There is also a view that more global manufacturing will come to India, as firms de-risk their strategy of manufacturing everything in China. “In the past, when labour costs went up in the Chinese west coast, Indian garment companies were beneficiaries of increased orders even though other countries like Bangladesh and Vietnam too got a big share of it. The availability of labour and ability to scale up operations is something global players look for and to that extent India will always be an important outsourcing destination,” said Devangshu Dutta, managing partner at consultancy firm Third Eyesight.

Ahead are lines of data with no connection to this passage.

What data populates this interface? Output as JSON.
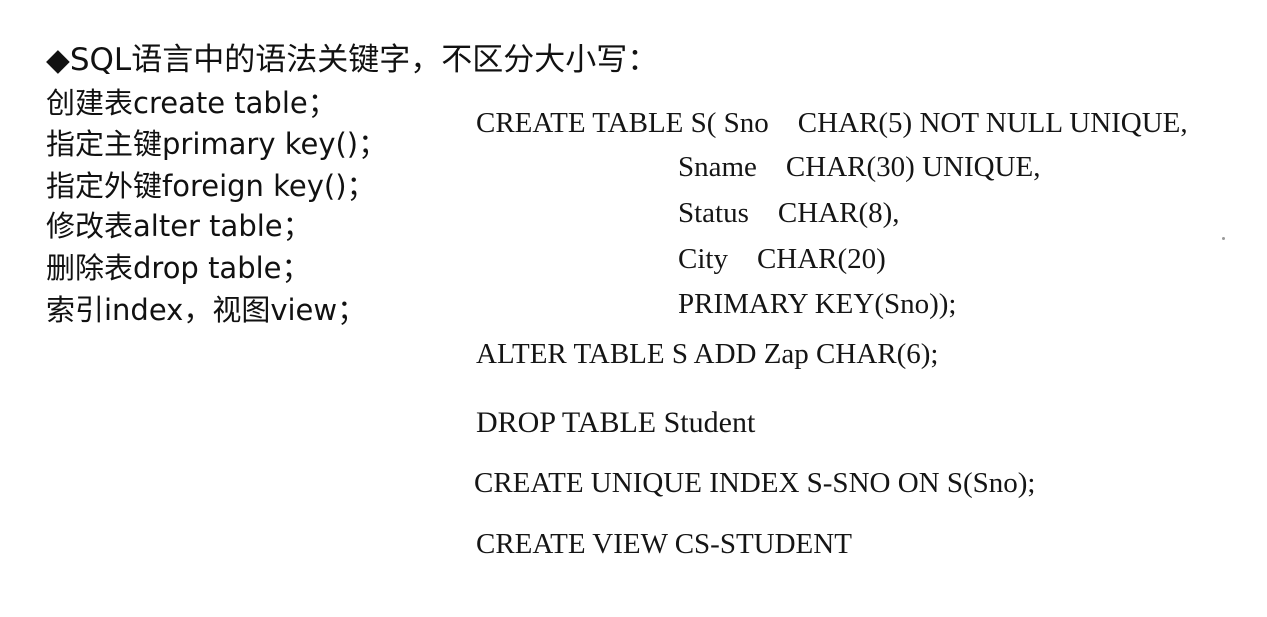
{
  "heading": "◆SQL语言中的语法关键字，不区分大小写：",
  "keywords": [
    "创建表create table；",
    "指定主键primary key()；",
    "指定外键foreign key()；",
    "修改表alter table；",
    "删除表drop table；",
    "索引index，视图view；"
  ],
  "sql": {
    "create_table": [
      "CREATE TABLE S( Sno    CHAR(5) NOT NULL UNIQUE,",
      "Sname    CHAR(30) UNIQUE,",
      "Status    CHAR(8),",
      "City    CHAR(20)",
      "PRIMARY KEY(Sno));"
    ],
    "alter": "ALTER TABLE S ADD Zap CHAR(6);",
    "drop": "DROP TABLE Student",
    "create_index": "CREATE UNIQUE INDEX S-SNO ON S(Sno);",
    "create_view": "CREATE VIEW CS-STUDENT"
  }
}
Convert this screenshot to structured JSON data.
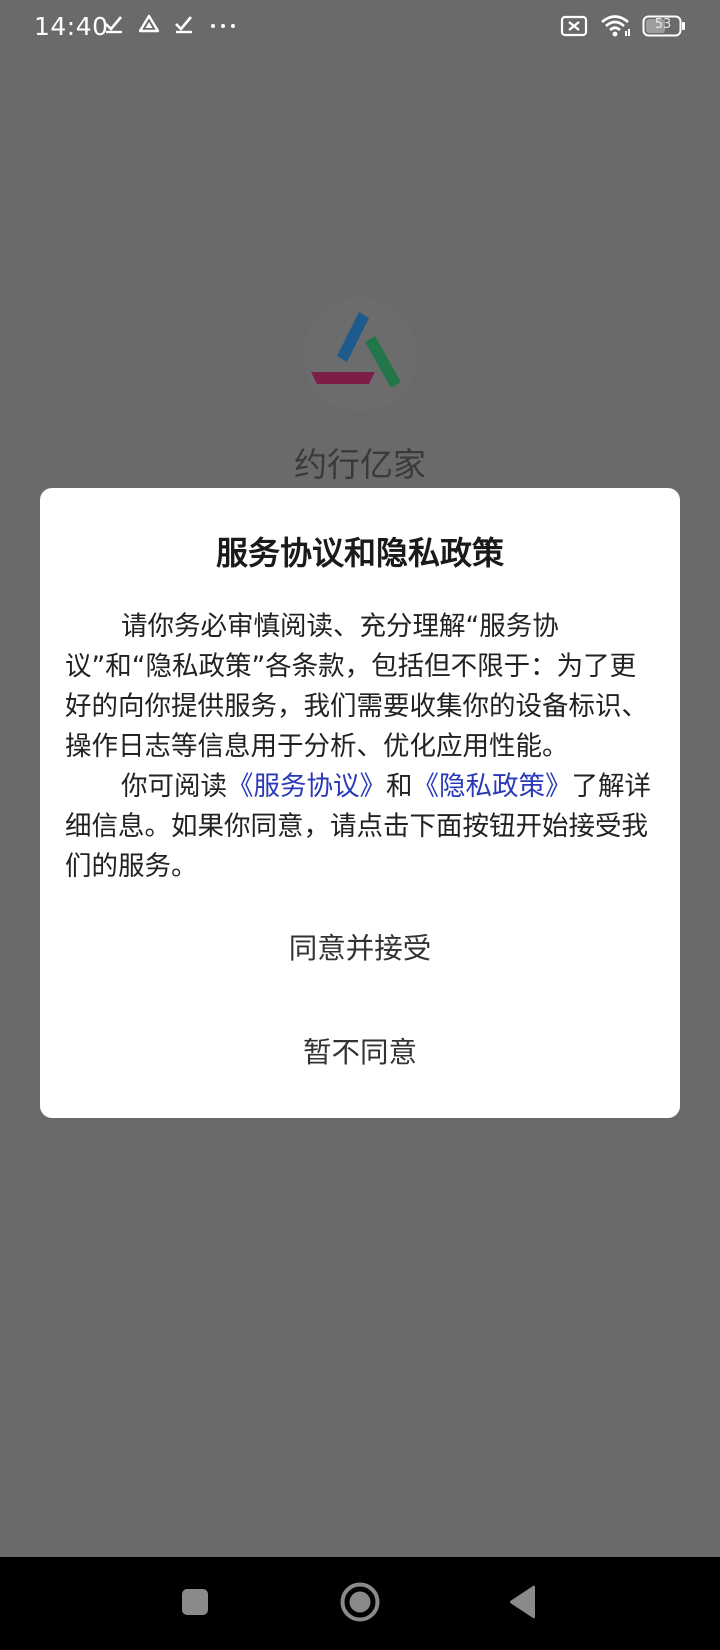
{
  "status_bar": {
    "time": "14:40",
    "battery": "53",
    "icons_left": [
      "check-download-icon",
      "drive-icon",
      "check-download-icon",
      "more-dots-icon"
    ],
    "icons_right": [
      "no-sim-icon",
      "wifi-icon",
      "battery-icon"
    ]
  },
  "app": {
    "name": "约行亿家",
    "logo_colors": {
      "blue": "#1f6fb0",
      "green": "#2a9a5a",
      "magenta": "#a8275e"
    }
  },
  "dialog": {
    "title": "服务协议和隐私政策",
    "para1": "请你务必审慎阅读、充分理解“服务协议”和“隐私政策”各条款，包括但不限于：为了更好的向你提供服务，我们需要收集你的设备标识、操作日志等信息用于分析、优化应用性能。",
    "para2_prefix": "你可阅读",
    "link_service": "《服务协议》",
    "para2_and": "和",
    "link_privacy": "《隐私政策》",
    "para2_suffix": "了解详细信息。如果你同意，请点击下面按钮开始接受我们的服务。",
    "accept_label": "同意并接受",
    "decline_label": "暂不同意"
  },
  "nav_bar": {
    "buttons": [
      "recents-square-icon",
      "home-circle-icon",
      "back-triangle-icon"
    ]
  },
  "colors": {
    "scrim": "#6a6a6a",
    "dialog_bg": "#ffffff",
    "link": "#2a39b8",
    "nav_bg": "#000000"
  }
}
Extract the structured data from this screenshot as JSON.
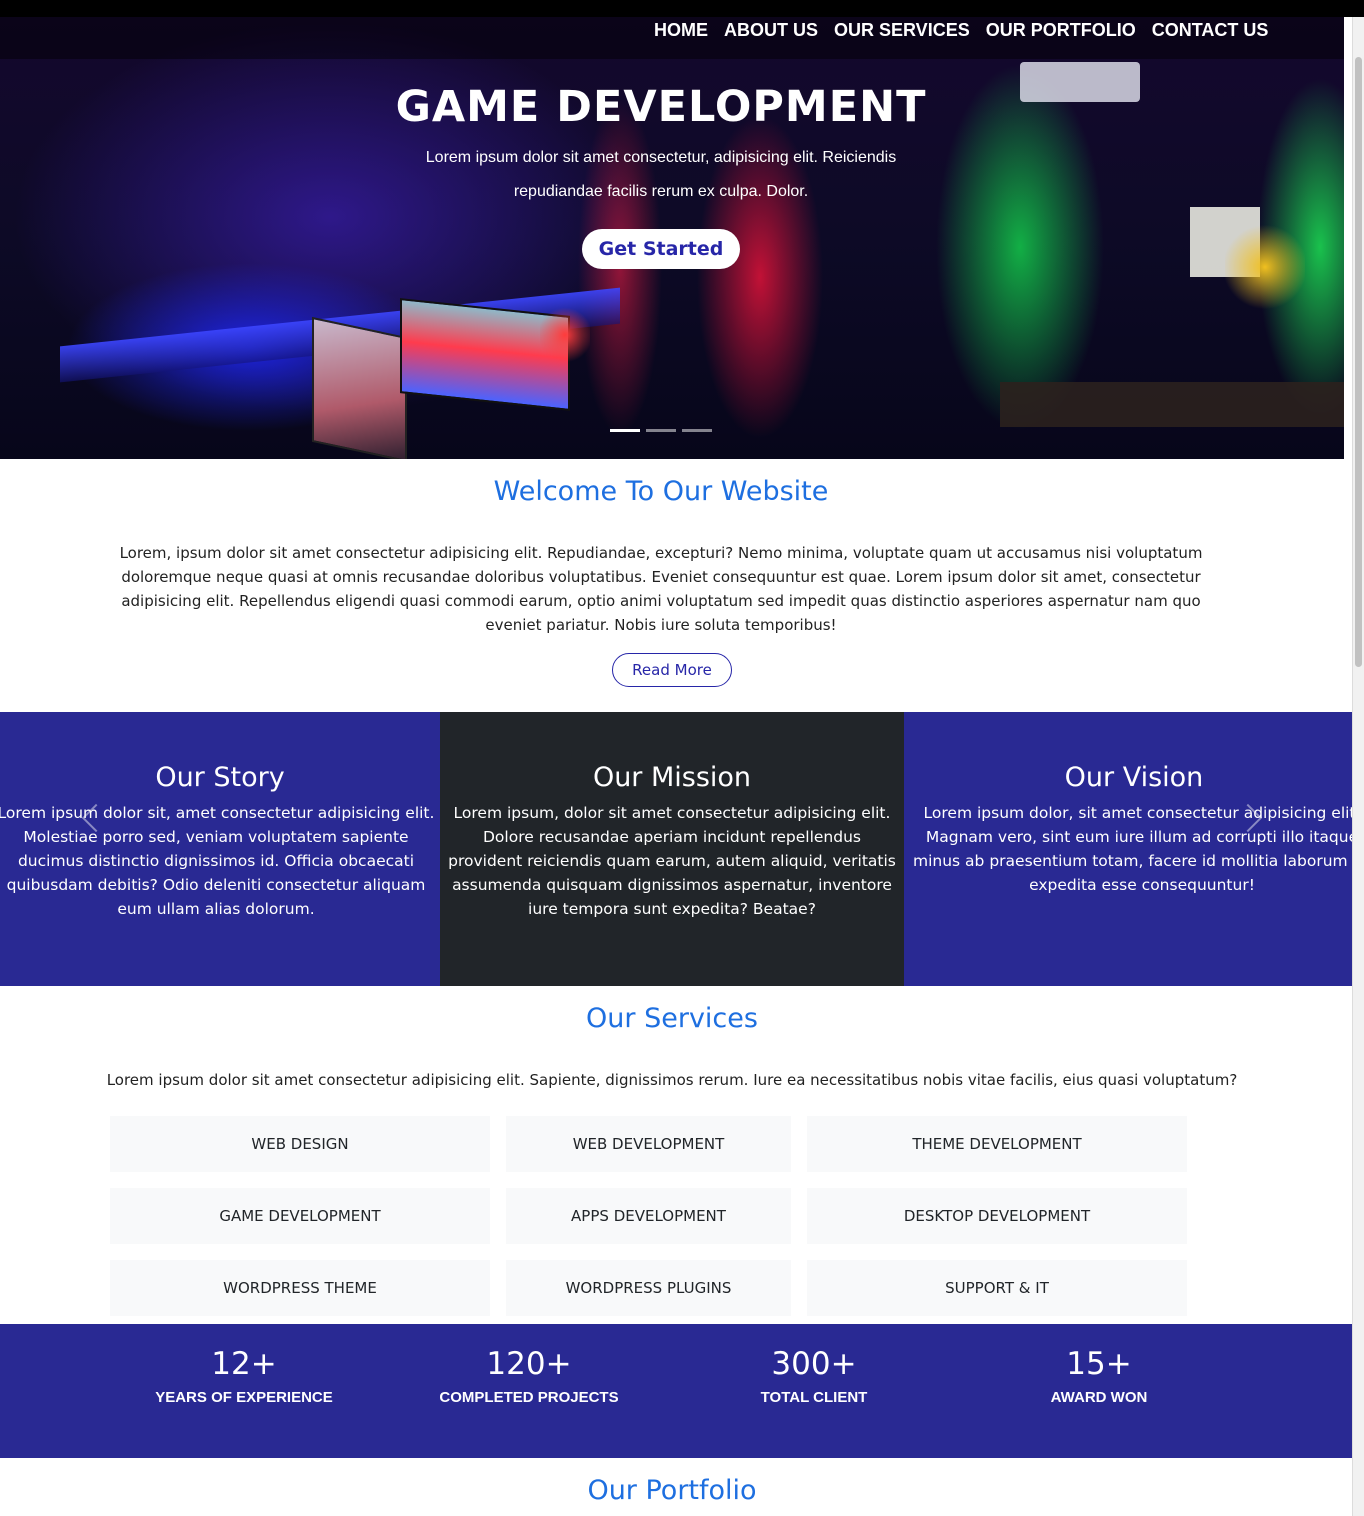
{
  "nav": {
    "items": [
      "HOME",
      "ABOUT US",
      "OUR SERVICES",
      "OUR PORTFOLIO",
      "CONTACT US"
    ]
  },
  "hero": {
    "title": "GAME DEVELOPMENT",
    "text": "Lorem ipsum dolor sit amet consectetur, adipisicing elit. Reiciendis repudiandae facilis rerum ex culpa. Dolor.",
    "button": "Get Started",
    "slides_total": 3,
    "active_slide": 1
  },
  "welcome": {
    "title": "Welcome To Our Website",
    "text": "Lorem, ipsum dolor sit amet consectetur adipisicing elit. Repudiandae, excepturi? Nemo minima, voluptate quam ut accusamus nisi voluptatum doloremque neque quasi at omnis recusandae doloribus voluptatibus. Eveniet consequuntur est quae. Lorem ipsum dolor sit amet, consectetur adipisicing elit. Repellendus eligendi quasi commodi earum, optio animi voluptatum sed impedit quas distinctio asperiores aspernatur nam quo eveniet pariatur. Nobis iure soluta temporibus!",
    "button": "Read More"
  },
  "about": {
    "story": {
      "title": "Our Story",
      "text": "Lorem ipsum dolor sit, amet consectetur adipisicing elit. Molestiae porro sed, veniam voluptatem sapiente ducimus distinctio dignissimos id. Officia obcaecati quibusdam debitis? Odio deleniti consectetur aliquam eum ullam alias dolorum."
    },
    "mission": {
      "title": "Our Mission",
      "text": "Lorem ipsum, dolor sit amet consectetur adipisicing elit. Dolore recusandae aperiam incidunt repellendus provident reiciendis quam earum, autem aliquid, veritatis assumenda quisquam dignissimos aspernatur, inventore iure tempora sunt expedita? Beatae?"
    },
    "vision": {
      "title": "Our Vision",
      "text": "Lorem ipsum dolor, sit amet consectetur adipisicing elit. Magnam vero, sint eum iure illum ad corrupti illo itaque minus ab praesentium totam, facere id mollitia laborum ex expedita esse consequuntur!"
    }
  },
  "services": {
    "title": "Our Services",
    "text": "Lorem ipsum dolor sit amet consectetur adipisicing elit. Sapiente, dignissimos rerum. Iure ea necessitatibus nobis vitae facilis, eius quasi voluptatum?",
    "items": [
      "WEB DESIGN",
      "WEB DEVELOPMENT",
      "THEME DEVELOPMENT",
      "GAME DEVELOPMENT",
      "APPS DEVELOPMENT",
      "DESKTOP DEVELOPMENT",
      "WORDPRESS THEME",
      "WORDPRESS PLUGINS",
      "SUPPORT & IT"
    ]
  },
  "stats": [
    {
      "value": "12+",
      "label": "YEARS OF EXPERIENCE"
    },
    {
      "value": "120+",
      "label": "COMPLETED PROJECTS"
    },
    {
      "value": "300+",
      "label": "TOTAL CLIENT"
    },
    {
      "value": "15+",
      "label": "AWARD WON"
    }
  ],
  "portfolio": {
    "title": "Our Portfolio"
  },
  "colors": {
    "accent_blue": "#1e6fe0",
    "panel_indigo": "#292993",
    "panel_dark": "#212529",
    "button_text": "#2726a8"
  },
  "icons": {
    "carousel_prev": "chevron-left-icon",
    "carousel_next": "chevron-right-icon"
  }
}
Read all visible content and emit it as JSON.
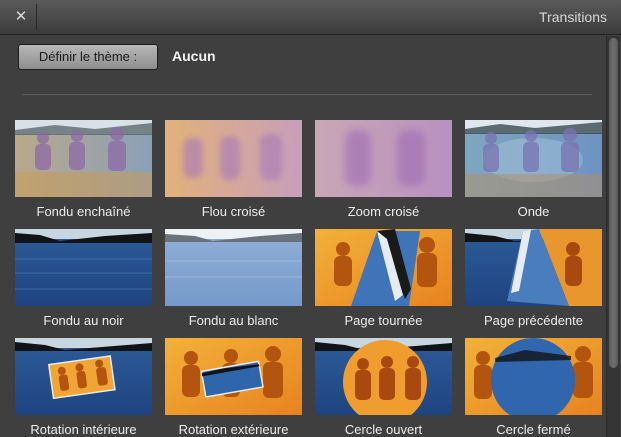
{
  "window": {
    "title": "Transitions",
    "close_label": "✕"
  },
  "theme": {
    "button_label": "Définir le thème :",
    "value": "Aucun"
  },
  "transitions": [
    {
      "label": "Fondu enchaîné"
    },
    {
      "label": "Flou croisé"
    },
    {
      "label": "Zoom croisé"
    },
    {
      "label": "Onde"
    },
    {
      "label": "Fondu au noir"
    },
    {
      "label": "Fondu au blanc"
    },
    {
      "label": "Page tournée"
    },
    {
      "label": "Page précédente"
    },
    {
      "label": "Rotation intérieure"
    },
    {
      "label": "Rotation extérieure"
    },
    {
      "label": "Cercle ouvert"
    },
    {
      "label": "Cercle fermé"
    }
  ]
}
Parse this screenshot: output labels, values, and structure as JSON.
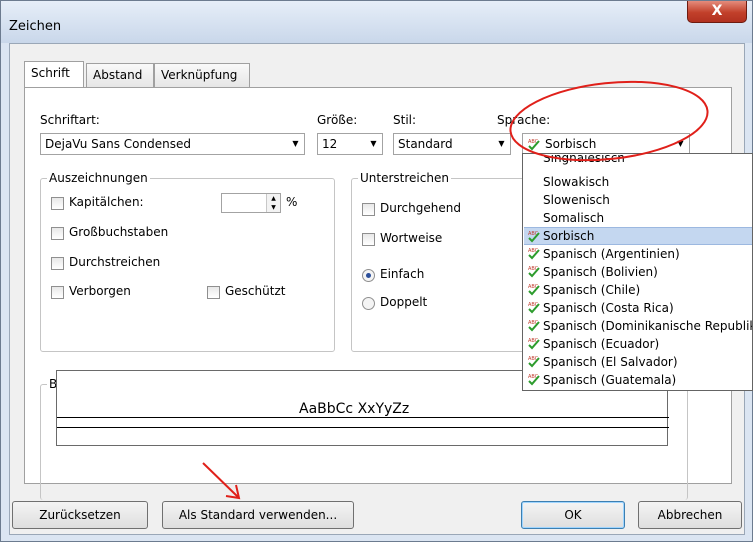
{
  "window": {
    "title": "Zeichen",
    "close": "X"
  },
  "tabs": [
    {
      "label": "Schrift",
      "active": true
    },
    {
      "label": "Abstand",
      "active": false
    },
    {
      "label": "Verknüpfung",
      "active": false
    }
  ],
  "font": {
    "family_label": "Schriftart:",
    "family_value": "DejaVu Sans Condensed",
    "size_label": "Größe:",
    "size_value": "12",
    "style_label": "Stil:",
    "style_value": "Standard",
    "language_label": "Sprache:",
    "language_value": "Sorbisch"
  },
  "auszeichnungen": {
    "title": "Auszeichnungen",
    "kapitaelchen": "Kapitälchen:",
    "percent": "%",
    "grossbuchstaben": "Großbuchstaben",
    "durchstreichen": "Durchstreichen",
    "verborgen": "Verborgen",
    "geschuetzt": "Geschützt"
  },
  "unterstreichen": {
    "title": "Unterstreichen",
    "durchgehend": "Durchgehend",
    "wortweise": "Wortweise",
    "einfach": "Einfach",
    "doppelt": "Doppelt"
  },
  "beispiel": {
    "title": "Beispiel",
    "sample": "AaBbCc XxYyZz"
  },
  "language_list": [
    {
      "label": "Singhalesisch",
      "check": false,
      "selected": false
    },
    {
      "label": "Slowakisch",
      "check": false,
      "selected": false
    },
    {
      "label": "Slowenisch",
      "check": false,
      "selected": false
    },
    {
      "label": "Somalisch",
      "check": false,
      "selected": false
    },
    {
      "label": "Sorbisch",
      "check": true,
      "selected": true
    },
    {
      "label": "Spanisch (Argentinien)",
      "check": true,
      "selected": false
    },
    {
      "label": "Spanisch (Bolivien)",
      "check": true,
      "selected": false
    },
    {
      "label": "Spanisch (Chile)",
      "check": true,
      "selected": false
    },
    {
      "label": "Spanisch (Costa Rica)",
      "check": true,
      "selected": false
    },
    {
      "label": "Spanisch (Dominikanische Republik)",
      "check": true,
      "selected": false
    },
    {
      "label": "Spanisch (Ecuador)",
      "check": true,
      "selected": false
    },
    {
      "label": "Spanisch (El Salvador)",
      "check": true,
      "selected": false
    },
    {
      "label": "Spanisch (Guatemala)",
      "check": true,
      "selected": false
    }
  ],
  "buttons": {
    "reset": "Zurücksetzen",
    "default": "Als Standard verwenden...",
    "ok": "OK",
    "cancel": "Abbrechen"
  },
  "colors": {
    "annotation": "#e0201a",
    "checkmark": "#2d9c2d",
    "selection": "#c4d7f0"
  }
}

The trend started even before the COVID-19 pandemic as companies in the US began to brace themselves for a trade war with China. For example, a US-based company has started sourcing Indian tyres at a 10-15% premium as it wants to diversify its risk from China. “India has witnessed a surge in mobile phone manufacturing. This is bound to increase the ecosystem in electronic manufacturing which in turn create ecosystems for industries like medical equipment,” says Sharad Verma, senior partner who oversees industrials at Boston Consulting Group.

The timing is also right for increase in local manufacturing, argues Verma. One of the important criteria for that is viable domestic consumption. It’s happened time and again in sectors like automobiles, mobile phones and more recently in manufacture of metro bogies after domestic consumption has reached a scale where it makes sense for companies to set up manufacturing facilities. “The industry is no longer small and the incidence of medical technology will only go up from here making it viable for even foreign companies to look at a manufacturing set up in India,” says Verma.

It will be interesting to see how it all plays out. The sector, so far, hasn’t seen much by way of private equity or venture investment. The most prominent one was an investment by a Morgan Stanley fund and Samara Capital in Surat-based Sahajanand Medical Technologies and Fidelity Growth Partners’s investment in Trivitron. But starting 2014, a government fund run by the Biotechnology Industry Research Assistance Council-incubated several companies who are slowly bringing their products to market. As some of these products hit home, especially in the wake of COVID-19, the action is definitely bound to pick up.